My 5 Favorite Strategies to Teach Empathy to Kids
The dictionary defines empathy as "the ability to understand and share the feelings of another". Something I've commonly noticed in schools is that we tend to focus on getting students to understand and demonstrate kindness, but it's time we took it a step further with the teaching, learning, and demonstration of empathy.
Teaching empathy to kids can have many benefits, such as better mental and emotional health, a greater connection with their peers and educators, increased acceptance and tolerance of each other, better communication skills, promotion of social harmony, and the list goes on.
If you're looking for interesting ways to teach empathy to your students, these 5 strategies I use are sure to come in handy.
1. Teach Students to Recognize their Emotions
Many students fail to show empathy simply because they are unable to tell how another person might be feeling. When students are able to recognize and label their own emotions, they are slowly but surely going to be able to recognize similar emotions expressed by those around them.
While providing students with vocabulary is important, I love using this free Feelings Check Poster and anchor charts to help them figure out what an emotion (we go through all the common ones) looks, sounds, and feels like. Once they are able to understand that we all have emotions and that emotions are sometimes expressed by the words we say, they also learn that most other times it is through ones body language that they are more aware of the feelings of those around them. For example, when they see a classmate crying, they are able to identify and understand that the child must be sad. This provides them an opportunity to see how they can help that child. This is the first step towards teaching a child how to show empathy.
Wondering where to start? Get your students to guess the emotion with the help of this Inside Out Guess the Emotion Video. You can then move on to working on an "Emotions Anchor Chart" together.
2. Teach Perspective Taking
Once my kiddos are familiar with identifying their own and others feelings, I love to get them talking about why we feel these different feelings. A few important things they come to realize is that we all experience a plethora of emotions, there are no good or bad emotions, and it is possible to feel differently than another person about the same thing! Here's where perspective-taking comes into play.
Once, in an SEL lesson with my eager first graders, I divided the class into two groups and had them sit facing each other. I had each group take turns naming all the things they could see which were in front of them. This exercise got my students to see how we could be in the same room but we could be seeing totally different things/views depending upon how or from where we were looking at the room. It was then super simple to introduce them to the word "perspective" and we got into smaller groups to discuss if two different perspectives meant one was right and the other was wrong.

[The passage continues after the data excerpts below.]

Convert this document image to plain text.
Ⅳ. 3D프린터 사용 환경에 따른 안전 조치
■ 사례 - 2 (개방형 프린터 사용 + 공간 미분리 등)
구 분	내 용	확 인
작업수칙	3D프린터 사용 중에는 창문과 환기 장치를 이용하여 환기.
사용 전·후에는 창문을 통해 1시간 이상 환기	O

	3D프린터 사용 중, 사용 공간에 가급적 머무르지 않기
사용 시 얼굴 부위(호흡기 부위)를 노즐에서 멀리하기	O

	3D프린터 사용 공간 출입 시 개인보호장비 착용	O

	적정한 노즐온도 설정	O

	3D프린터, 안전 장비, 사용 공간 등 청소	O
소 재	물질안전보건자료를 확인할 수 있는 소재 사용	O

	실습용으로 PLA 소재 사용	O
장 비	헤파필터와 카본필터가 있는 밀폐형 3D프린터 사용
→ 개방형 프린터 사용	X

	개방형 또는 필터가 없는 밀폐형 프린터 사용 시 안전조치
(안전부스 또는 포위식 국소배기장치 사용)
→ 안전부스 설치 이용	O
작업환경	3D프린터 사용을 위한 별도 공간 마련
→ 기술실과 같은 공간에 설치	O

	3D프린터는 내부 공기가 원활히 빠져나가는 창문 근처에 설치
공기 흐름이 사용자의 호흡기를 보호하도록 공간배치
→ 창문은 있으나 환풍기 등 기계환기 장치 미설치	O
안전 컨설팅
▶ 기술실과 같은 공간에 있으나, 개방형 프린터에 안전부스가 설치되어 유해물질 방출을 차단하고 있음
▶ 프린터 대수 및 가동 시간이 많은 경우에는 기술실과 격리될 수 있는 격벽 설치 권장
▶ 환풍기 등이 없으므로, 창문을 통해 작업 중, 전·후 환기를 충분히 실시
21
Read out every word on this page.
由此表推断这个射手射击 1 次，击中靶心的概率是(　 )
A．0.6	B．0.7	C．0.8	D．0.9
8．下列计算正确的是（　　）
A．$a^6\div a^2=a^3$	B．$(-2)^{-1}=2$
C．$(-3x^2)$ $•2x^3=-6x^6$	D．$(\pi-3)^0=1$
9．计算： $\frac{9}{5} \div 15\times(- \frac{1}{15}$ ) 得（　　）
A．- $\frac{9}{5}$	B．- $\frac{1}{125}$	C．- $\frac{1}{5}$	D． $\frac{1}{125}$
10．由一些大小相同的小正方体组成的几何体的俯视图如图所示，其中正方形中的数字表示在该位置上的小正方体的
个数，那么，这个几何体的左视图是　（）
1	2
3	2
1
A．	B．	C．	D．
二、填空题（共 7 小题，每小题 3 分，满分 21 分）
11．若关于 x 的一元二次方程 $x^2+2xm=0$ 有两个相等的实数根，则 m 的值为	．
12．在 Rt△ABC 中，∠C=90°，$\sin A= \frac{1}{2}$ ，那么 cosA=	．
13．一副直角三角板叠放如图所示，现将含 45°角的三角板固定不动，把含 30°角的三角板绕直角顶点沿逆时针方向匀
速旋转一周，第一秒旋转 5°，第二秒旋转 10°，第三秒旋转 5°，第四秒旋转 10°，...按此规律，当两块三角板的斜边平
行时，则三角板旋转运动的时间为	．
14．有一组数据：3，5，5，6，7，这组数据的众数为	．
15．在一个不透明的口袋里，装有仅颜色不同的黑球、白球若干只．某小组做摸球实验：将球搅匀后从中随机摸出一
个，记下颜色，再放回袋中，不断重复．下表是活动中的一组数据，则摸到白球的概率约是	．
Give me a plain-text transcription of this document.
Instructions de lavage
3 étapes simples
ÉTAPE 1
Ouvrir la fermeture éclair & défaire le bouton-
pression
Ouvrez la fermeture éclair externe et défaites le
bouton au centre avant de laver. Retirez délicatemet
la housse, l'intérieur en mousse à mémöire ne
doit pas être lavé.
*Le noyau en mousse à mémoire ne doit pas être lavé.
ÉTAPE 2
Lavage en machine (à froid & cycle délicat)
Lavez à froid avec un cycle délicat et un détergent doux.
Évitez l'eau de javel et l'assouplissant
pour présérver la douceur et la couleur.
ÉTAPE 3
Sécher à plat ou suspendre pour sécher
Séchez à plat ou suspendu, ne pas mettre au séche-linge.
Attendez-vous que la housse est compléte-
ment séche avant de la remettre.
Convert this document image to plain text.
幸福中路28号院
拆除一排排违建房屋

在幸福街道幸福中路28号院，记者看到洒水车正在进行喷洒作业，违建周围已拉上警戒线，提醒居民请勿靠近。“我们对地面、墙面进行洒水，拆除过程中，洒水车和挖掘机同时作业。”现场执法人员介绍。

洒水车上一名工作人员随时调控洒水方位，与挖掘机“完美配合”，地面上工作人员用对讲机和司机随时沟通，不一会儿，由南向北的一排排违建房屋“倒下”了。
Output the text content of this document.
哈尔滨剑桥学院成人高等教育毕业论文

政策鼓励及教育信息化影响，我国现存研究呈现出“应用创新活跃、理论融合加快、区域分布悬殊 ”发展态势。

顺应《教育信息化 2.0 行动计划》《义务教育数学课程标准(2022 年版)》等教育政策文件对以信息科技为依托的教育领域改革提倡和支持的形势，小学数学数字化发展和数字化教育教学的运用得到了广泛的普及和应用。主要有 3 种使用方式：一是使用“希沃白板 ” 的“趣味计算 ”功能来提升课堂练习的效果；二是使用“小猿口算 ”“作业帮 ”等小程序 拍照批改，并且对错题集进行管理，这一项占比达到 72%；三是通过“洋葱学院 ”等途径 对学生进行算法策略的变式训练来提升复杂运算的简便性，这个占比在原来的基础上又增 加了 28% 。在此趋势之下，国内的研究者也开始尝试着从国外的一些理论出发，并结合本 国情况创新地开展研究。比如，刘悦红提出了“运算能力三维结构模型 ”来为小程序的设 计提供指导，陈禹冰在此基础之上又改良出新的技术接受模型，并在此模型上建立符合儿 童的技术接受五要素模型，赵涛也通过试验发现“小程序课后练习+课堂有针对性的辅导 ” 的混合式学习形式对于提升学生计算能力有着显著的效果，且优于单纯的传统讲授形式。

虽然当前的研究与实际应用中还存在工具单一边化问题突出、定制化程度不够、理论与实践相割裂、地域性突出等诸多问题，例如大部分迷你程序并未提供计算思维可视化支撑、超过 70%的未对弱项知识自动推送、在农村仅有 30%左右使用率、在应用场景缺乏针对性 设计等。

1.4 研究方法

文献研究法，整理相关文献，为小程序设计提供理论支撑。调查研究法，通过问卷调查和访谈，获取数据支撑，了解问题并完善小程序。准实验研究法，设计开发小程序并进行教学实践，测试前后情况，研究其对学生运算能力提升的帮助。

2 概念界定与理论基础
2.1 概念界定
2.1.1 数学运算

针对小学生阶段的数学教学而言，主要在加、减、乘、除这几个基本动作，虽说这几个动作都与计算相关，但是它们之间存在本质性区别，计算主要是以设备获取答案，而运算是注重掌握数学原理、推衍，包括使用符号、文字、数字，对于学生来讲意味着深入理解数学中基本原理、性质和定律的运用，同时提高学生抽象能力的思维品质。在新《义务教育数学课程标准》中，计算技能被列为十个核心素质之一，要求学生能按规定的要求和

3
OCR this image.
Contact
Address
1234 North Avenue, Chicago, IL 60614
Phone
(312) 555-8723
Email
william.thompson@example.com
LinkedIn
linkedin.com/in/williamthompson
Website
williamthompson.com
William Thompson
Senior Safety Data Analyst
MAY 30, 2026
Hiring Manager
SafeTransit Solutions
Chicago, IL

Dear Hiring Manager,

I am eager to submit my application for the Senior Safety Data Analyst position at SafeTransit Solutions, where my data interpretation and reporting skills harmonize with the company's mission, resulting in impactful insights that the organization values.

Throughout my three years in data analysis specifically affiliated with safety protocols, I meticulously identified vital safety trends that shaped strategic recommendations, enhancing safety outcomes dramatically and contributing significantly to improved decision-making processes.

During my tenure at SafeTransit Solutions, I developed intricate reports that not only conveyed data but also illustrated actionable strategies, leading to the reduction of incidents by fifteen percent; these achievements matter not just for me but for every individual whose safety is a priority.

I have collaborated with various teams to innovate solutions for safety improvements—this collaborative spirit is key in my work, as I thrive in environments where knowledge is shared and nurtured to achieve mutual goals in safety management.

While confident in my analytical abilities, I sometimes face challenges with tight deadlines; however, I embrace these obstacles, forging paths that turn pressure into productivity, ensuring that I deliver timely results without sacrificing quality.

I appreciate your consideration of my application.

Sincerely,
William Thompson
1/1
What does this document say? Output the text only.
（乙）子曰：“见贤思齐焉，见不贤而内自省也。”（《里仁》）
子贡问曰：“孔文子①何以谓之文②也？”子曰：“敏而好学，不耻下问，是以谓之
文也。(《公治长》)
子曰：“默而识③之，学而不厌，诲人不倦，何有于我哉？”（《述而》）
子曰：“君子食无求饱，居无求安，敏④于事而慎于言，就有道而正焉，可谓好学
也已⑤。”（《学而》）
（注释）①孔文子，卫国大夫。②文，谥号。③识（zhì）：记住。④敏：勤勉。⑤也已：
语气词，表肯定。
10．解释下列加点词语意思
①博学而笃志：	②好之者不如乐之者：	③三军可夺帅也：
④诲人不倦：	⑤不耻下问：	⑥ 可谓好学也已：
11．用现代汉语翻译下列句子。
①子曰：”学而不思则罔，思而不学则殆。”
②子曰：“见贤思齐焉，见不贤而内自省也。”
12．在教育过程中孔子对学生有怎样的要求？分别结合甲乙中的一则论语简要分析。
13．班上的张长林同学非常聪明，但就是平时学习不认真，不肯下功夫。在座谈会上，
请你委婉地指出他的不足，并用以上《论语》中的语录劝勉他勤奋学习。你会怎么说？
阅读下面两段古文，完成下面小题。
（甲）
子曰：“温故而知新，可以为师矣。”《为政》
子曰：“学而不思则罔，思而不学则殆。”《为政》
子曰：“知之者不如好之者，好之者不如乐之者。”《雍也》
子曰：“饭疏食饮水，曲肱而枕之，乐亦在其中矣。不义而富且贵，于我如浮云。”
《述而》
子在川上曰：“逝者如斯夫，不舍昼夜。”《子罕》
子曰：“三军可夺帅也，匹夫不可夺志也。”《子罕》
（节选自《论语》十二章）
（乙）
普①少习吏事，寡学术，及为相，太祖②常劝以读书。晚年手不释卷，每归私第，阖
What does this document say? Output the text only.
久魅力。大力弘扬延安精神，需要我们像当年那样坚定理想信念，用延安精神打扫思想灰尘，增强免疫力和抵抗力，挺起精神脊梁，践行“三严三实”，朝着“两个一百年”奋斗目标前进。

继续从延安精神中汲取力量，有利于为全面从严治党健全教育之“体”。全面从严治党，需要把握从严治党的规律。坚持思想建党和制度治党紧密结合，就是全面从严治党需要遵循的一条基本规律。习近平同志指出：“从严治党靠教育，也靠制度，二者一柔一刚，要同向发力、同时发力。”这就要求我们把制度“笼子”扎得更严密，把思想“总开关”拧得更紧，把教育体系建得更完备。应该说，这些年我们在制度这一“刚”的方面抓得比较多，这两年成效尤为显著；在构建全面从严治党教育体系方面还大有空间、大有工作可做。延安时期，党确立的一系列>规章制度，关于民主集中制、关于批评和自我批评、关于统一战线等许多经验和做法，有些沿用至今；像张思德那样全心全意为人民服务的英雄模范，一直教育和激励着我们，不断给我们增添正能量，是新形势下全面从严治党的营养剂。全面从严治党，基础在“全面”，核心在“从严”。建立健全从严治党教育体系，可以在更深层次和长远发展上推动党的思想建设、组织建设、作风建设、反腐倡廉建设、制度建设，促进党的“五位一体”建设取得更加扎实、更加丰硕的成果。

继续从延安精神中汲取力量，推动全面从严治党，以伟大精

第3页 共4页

To reinforce the importance of perspective-taking, we watched this cute animated short film. Once we shared our thoughts, I pulled some activities from my Empathy Individual Curriculum..
With my upper elementary students, I also love using read-alouds to help them understand what perspective-taking means, for which The True Story of the Three Little Pigs by A. Wolf, is my absolute favorite!
3. Talk about Empathy Explicitly
Like any skill or attribute, empathy must be taught and practiced. Of course, it comes more easily to some children, but we can't expect students to automatically be able to show empathy. When teaching empathy to kids, it's important to explicitly talk about it. Explain what empathy is, why it's important, and give tangible examples of what empathy looks like and what it doesn't look like. This Empathy Guidance Lesson is my go-to. This is another No-Prep Empathy Lesson I enjoy using as part of my character-ed lessons.
To supplement a class lesson or if you're teaching virtually, you could use Empathy Boom Cards to check for understanding. And get my students up and moving, I love using this Empathy Scoot Game with them and they love it just as much!
4. Model Empathy
Now that your students have the knowledge and understanding of what empathy is, it's important for them to see it in action. As you show compassion, positive regard, and understanding when you interact with your students, they will recognize you showing empathy and will try to emulate you. Use teachable moments in the classroom to explain how a student or even a character in a story might be feeling in a particular situation. Listen actively when your students are sharing their thoughts with you and the class.
Validate your students' feelings. Ask the right questions that provoke students to look for verbal and non-verbal cues as to how a classmate might be feeling, and ask your students to suggest ways in which you could show empathy to that person. You'd be surprised at how empathetic your students can actually be!
5. Provide Opportunities to Practice Empathy
One of the first things I encourage homeroom teachers to do is to set up a "buddy" system in their class, where two students are paired together for the month/semester to help each other with their learning and to also look out for each other on the playground and on field trips. This gives students the opportunity of understanding their buddy and showing them empathy in the way their buddy needs for it to be shown.
Following my empathy-themed lessons with my first graders, I put up an Empathy Calendar on the class bulletin board. Students were encouraged to show empathy to their classmates throughout the day, and if they had found a way to do so, I encouraged them to come and let me/their teacher know and we used post-its to record this good deed on our Empathy Calendar. Even when the calendar was taken down, students continued finding ways to show empathy to those around them.